Most surprisingly, the brothers think they’ve actually identified one of the deceased. The manifest of the ship John Stamp, which sailed from Ireland to Philadelphia 4 months before the tragedy, lists 15 possible workers who came from Donegal, Tyrone and Derry counties. One of them was 18-year-old John Ruddy. The Watsons found remains that suited Ruddy’s age, but they also got a hugely lucky break when they found the jaw was missing an upper molar that never formed. This is a rare genetic mutation which members of the Ruddy family in Ireland today share.
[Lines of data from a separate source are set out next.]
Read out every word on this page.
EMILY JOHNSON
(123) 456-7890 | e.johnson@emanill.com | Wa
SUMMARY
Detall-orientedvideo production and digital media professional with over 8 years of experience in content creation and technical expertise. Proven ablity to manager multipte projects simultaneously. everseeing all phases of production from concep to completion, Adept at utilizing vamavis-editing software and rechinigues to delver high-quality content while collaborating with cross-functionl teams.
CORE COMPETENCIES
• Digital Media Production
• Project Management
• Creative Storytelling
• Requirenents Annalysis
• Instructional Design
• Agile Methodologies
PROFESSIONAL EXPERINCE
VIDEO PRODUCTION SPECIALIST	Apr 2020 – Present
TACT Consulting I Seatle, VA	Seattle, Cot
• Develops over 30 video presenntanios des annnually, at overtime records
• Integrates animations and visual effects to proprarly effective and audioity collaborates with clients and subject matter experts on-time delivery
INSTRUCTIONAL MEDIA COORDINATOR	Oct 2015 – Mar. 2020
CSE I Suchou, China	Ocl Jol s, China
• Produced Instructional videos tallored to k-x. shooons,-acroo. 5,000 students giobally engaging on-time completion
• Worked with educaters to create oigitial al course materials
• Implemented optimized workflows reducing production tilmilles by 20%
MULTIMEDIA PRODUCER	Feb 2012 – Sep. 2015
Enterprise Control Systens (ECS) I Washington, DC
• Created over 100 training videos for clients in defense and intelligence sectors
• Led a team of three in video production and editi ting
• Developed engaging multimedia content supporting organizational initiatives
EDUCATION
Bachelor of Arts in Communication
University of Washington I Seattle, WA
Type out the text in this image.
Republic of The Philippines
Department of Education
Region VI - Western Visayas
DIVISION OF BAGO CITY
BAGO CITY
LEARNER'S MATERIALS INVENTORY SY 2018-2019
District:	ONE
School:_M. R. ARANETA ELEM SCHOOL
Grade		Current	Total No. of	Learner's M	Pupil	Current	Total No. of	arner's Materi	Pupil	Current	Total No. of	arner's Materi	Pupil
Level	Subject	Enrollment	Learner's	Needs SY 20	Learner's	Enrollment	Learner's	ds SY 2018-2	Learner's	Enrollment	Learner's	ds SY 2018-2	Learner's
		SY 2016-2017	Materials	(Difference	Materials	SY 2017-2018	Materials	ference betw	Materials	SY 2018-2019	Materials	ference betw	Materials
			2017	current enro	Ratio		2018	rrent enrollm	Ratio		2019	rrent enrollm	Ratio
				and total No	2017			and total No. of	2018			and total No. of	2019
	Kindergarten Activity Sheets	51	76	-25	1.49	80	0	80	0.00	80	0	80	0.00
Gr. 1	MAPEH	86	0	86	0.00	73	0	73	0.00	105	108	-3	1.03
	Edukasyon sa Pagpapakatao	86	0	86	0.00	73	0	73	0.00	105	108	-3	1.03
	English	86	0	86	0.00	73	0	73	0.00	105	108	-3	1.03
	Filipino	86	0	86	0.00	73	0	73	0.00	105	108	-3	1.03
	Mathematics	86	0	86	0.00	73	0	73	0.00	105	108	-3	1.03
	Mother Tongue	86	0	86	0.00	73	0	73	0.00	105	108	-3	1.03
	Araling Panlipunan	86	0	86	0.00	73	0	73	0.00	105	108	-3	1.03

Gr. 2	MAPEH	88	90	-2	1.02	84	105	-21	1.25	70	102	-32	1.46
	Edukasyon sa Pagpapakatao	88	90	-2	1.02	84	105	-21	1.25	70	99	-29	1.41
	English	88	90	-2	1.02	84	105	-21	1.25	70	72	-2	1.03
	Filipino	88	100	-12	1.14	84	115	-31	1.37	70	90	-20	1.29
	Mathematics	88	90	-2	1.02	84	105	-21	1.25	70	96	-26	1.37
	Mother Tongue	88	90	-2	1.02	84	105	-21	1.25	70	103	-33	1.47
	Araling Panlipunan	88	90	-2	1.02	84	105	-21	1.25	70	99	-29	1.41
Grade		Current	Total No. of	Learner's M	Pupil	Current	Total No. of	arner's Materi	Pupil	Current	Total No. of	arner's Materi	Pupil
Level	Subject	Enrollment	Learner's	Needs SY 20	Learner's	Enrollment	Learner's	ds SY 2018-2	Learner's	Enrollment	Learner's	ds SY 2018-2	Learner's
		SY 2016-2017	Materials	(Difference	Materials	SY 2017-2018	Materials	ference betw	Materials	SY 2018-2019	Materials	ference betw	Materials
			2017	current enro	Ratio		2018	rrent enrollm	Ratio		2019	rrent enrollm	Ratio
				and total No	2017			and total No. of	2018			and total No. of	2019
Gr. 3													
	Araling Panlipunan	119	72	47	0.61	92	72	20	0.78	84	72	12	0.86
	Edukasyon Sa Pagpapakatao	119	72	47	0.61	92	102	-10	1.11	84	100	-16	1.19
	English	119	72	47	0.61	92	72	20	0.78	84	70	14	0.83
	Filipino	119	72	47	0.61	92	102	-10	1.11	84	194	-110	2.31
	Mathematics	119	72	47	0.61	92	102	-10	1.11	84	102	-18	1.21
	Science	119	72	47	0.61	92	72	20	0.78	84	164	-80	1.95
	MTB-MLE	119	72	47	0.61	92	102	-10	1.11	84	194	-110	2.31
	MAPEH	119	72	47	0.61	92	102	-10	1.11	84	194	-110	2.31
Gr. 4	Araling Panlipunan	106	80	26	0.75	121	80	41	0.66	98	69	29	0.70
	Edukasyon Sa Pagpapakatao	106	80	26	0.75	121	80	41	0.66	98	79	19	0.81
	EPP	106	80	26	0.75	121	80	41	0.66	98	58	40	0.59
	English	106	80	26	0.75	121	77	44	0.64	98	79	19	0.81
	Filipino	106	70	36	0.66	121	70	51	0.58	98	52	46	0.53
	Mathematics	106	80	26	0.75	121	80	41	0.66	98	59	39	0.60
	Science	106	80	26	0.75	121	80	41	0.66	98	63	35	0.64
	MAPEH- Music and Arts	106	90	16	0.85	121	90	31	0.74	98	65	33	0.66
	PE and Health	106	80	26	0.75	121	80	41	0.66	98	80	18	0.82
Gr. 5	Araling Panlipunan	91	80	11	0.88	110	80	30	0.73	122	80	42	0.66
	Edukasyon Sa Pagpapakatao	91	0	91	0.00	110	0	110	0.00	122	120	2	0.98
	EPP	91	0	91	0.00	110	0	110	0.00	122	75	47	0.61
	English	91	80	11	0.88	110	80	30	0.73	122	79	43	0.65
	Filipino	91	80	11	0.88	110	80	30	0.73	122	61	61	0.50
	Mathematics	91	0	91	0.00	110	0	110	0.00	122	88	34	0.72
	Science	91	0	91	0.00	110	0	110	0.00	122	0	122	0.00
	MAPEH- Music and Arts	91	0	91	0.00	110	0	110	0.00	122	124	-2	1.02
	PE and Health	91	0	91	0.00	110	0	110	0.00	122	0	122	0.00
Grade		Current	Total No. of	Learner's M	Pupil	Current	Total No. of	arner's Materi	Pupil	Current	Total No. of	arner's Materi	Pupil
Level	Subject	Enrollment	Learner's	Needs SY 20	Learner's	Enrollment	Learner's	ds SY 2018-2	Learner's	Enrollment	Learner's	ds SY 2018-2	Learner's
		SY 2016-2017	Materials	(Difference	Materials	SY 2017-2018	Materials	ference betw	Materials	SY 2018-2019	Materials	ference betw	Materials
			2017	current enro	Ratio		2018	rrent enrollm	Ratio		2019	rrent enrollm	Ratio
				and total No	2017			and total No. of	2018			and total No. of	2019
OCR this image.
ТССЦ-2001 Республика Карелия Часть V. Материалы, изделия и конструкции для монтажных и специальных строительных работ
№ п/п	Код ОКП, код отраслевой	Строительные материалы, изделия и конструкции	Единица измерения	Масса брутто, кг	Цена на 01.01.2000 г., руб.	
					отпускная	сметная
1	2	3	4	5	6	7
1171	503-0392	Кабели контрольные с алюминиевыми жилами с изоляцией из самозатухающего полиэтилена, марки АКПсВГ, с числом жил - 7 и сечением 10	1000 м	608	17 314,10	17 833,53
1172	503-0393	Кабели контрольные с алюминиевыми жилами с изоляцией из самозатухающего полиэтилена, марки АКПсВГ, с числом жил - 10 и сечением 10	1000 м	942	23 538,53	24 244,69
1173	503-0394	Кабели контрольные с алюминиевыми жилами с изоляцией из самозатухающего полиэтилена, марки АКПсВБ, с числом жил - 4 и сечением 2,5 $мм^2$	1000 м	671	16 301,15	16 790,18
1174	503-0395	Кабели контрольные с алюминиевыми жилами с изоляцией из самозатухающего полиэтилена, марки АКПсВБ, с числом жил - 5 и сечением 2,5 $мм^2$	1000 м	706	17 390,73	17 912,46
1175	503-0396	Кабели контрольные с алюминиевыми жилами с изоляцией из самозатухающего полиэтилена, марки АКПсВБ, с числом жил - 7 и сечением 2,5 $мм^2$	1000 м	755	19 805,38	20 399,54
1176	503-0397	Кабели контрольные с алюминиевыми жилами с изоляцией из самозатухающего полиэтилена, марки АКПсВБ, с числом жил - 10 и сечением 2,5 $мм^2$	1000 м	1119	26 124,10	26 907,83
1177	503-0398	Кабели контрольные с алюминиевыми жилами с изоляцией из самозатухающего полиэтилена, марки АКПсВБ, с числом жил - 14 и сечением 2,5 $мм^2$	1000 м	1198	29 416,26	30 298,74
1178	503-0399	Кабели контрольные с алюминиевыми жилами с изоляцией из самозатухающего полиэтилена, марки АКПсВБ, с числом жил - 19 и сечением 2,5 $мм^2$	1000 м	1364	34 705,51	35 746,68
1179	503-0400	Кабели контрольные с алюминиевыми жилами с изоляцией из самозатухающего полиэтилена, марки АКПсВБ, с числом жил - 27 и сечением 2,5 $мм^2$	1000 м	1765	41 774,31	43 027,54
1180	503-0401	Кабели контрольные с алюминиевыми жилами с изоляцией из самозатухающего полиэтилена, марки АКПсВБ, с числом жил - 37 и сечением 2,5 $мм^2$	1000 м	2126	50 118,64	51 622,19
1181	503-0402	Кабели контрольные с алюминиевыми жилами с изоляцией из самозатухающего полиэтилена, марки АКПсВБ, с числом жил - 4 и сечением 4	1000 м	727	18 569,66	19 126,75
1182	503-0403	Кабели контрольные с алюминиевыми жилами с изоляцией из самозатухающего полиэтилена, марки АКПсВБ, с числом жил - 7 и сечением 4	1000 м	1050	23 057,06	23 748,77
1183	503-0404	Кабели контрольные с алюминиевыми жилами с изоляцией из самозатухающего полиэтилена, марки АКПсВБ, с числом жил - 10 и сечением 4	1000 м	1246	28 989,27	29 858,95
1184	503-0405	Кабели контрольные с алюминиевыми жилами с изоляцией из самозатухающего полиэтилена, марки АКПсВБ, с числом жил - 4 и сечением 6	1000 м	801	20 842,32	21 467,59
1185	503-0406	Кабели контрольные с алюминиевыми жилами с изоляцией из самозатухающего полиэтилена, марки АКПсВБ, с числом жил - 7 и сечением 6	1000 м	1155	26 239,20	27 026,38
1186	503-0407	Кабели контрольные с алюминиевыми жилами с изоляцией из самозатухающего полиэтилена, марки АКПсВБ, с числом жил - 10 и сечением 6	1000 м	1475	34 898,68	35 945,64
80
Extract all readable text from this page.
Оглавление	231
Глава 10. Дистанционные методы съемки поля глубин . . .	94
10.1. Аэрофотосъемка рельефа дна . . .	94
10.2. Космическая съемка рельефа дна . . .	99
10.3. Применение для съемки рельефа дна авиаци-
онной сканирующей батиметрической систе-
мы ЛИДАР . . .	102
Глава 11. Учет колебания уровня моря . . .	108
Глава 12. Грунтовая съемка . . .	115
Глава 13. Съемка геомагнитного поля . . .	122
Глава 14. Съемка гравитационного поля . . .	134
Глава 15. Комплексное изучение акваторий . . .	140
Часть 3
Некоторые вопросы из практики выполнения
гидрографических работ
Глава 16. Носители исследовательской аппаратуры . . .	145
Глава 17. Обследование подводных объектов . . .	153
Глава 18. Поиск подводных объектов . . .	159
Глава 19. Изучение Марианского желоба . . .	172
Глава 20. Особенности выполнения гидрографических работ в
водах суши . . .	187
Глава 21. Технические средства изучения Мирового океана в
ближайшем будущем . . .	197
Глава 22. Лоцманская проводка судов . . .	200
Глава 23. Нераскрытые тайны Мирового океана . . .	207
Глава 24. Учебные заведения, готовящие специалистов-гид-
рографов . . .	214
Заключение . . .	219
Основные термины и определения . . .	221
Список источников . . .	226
It will take some months for DNA confirmation, but so far all signs point to Ruddy.

The Watsons and their team think there may have been more than cholera behind all these dead men.

The brothers have long hypothesized that many of the workers succumbed to cholera, a bacterial infection spread by contaminated water or food. The disease was rampant at the time, and had a typical mortality rate of 40 percent to 60 percent.

The other immigrants, they surmise, were killed by vigilantes because of anti-Irish prejudice, tension between affluent residents and poor transient workers, or intense fear of cholera — or a combination of all three.

Now, their theory is supported by the four recovered skulls, which indicate the men probably suffered blows to the head. At least one may have been shot, said Janet Monge, an anthropologist working on the project.

“I don’t think we need to be so hesitant in coming to the conclusion now that violence was the cause of death and not cholera, although these men might have had cholera in addition,” Monge said.